HALIFAX — Le chef du Parti progressiste-conservateur (PCC) de la Nouvelle-Écosse dépeint l’élection provinciale comme un référendum sur les politiques en santé du gouvernement libéral sortant.

Jamie Baillie a dit aux partisans du parti réunis à Halifax, lundi, que sa formation, si elle est portée au pouvoir, dénouerait «la crise» du système de santé de la province en collaborant avec les professionnels de la santé pour améliorer l’accès aux soins.

M. Baillie a mentionné des histoires que des électeurs lui auraient confiées en campagne électorale au sujet du manque de médecins de famille, de la fermeture de salles d’urgence et des temps d’attente prolongés en santé mentale.

Il a assuré que son parti ferait de son mieux pour recruter des médecins pour la province s’il est élu. Il n’a toutefois pas repris la promesse faite par le premier ministre durant la campagne de 2013 de faire en sorte que chaque Néo-Écossais ait accès à un médecin de famille.
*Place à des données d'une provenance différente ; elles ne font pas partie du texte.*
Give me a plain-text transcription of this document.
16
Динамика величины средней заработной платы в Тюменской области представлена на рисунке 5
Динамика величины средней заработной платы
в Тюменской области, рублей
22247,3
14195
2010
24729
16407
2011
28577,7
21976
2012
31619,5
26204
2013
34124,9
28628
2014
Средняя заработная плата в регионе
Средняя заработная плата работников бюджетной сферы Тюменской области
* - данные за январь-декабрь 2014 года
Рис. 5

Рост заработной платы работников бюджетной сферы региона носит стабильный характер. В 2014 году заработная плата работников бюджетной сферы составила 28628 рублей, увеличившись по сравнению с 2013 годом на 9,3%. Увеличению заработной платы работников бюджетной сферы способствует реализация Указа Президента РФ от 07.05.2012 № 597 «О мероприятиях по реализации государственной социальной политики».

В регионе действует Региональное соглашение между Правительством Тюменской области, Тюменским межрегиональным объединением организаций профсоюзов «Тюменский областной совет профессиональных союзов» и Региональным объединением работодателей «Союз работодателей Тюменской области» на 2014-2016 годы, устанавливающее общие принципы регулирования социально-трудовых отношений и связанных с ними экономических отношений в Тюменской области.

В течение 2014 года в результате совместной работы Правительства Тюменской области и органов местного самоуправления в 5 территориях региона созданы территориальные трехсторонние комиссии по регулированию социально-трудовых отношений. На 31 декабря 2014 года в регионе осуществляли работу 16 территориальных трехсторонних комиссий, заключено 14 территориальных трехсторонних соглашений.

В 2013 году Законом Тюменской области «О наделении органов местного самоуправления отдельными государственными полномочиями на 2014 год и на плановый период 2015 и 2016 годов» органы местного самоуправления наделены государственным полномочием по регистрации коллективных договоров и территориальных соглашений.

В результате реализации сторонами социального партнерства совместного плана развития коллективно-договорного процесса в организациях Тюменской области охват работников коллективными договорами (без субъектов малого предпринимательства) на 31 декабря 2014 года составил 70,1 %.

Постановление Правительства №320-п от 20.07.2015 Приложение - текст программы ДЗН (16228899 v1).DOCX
Cet engagement n’a pas été rempli.

Cette fois-ci, le premier ministre Stephen McNeil a dit qu’un gouvernement libéral réélu investirait dans des équipes de soins afin d’élargir l’accès aux interventions de première ligne en Nouvelle-Écosse.

Selon M. Baillie, le PCC est au coude-à-coude avec les libéraux alors que les électeurs se préparent à se rendre aux urnes le 30 mai.